HOLOGRAPHIC REALITY - Skyscraper
Landscaping & Urbanism
315 sq. ft.
ARCHITECT Magazine; Archue BOOOOOOOM; C A G E; designboom; idealista; KooZA/rch; The Archiologist; Vagrant Press; Web Urbanist
Brandon Muir; Nicholas LiCausi
For decades, films and media outlets have portrayed holograms as the technology synonymous with the future. Through advancements, scientists and designers alike have been able to create scattering lights that create forms, but only at a small scale. As of now, we have three-dimensional viewings through two-dimensional screens. Oftentimes, this comes with many limitations and its redundancy is quite monotonous. In its’ place, Virtual and Augmented Reality has been rising in popularity as it attempts to link the digital and physical worlds. However, this technology is severely falling short of becoming a truly interactive experience.
VR/AR innovations, like most of today’s technologies, have changed social norms, causing a paradigm shift towards social diversion. Ironically, a commodity that is intended to connect and draw people closer, has actually driven us apart. More specifically, the recent VR/AR phase has isolated its users by having them put on a headset for an individual experience. When using these devices, people are absorbing content alone, unaware of their surroundings and unable to share their encounters. It is time for the world to witness and interact with the hologram revolution led by “Holographic Reality”.
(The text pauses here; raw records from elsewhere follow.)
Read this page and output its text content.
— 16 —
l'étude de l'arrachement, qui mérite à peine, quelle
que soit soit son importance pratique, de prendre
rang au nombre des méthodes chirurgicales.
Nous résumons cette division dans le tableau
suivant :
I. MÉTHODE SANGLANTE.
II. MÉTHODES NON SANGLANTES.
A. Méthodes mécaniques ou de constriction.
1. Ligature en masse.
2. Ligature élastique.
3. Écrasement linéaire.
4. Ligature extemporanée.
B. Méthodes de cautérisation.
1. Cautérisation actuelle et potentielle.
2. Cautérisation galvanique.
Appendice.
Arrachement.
In an effort to counter the treatment of technology as a personal endeavor, this venture aims to provide a versatile communal experience to a static environment. “Holographic Reality” is a physical structure with a virtual application. Calling it a skyscraper merely scratches the surface. Instead, it can more appropriately be described as an open canvas, ready to showcase various forms of media without hassle. Observers can take in the relaxing activity of bird watching by day and rejoice over their favorite sports team’s victory by night. No matter what the application, one common theme persists: being outside and appreciating shared digital environments together.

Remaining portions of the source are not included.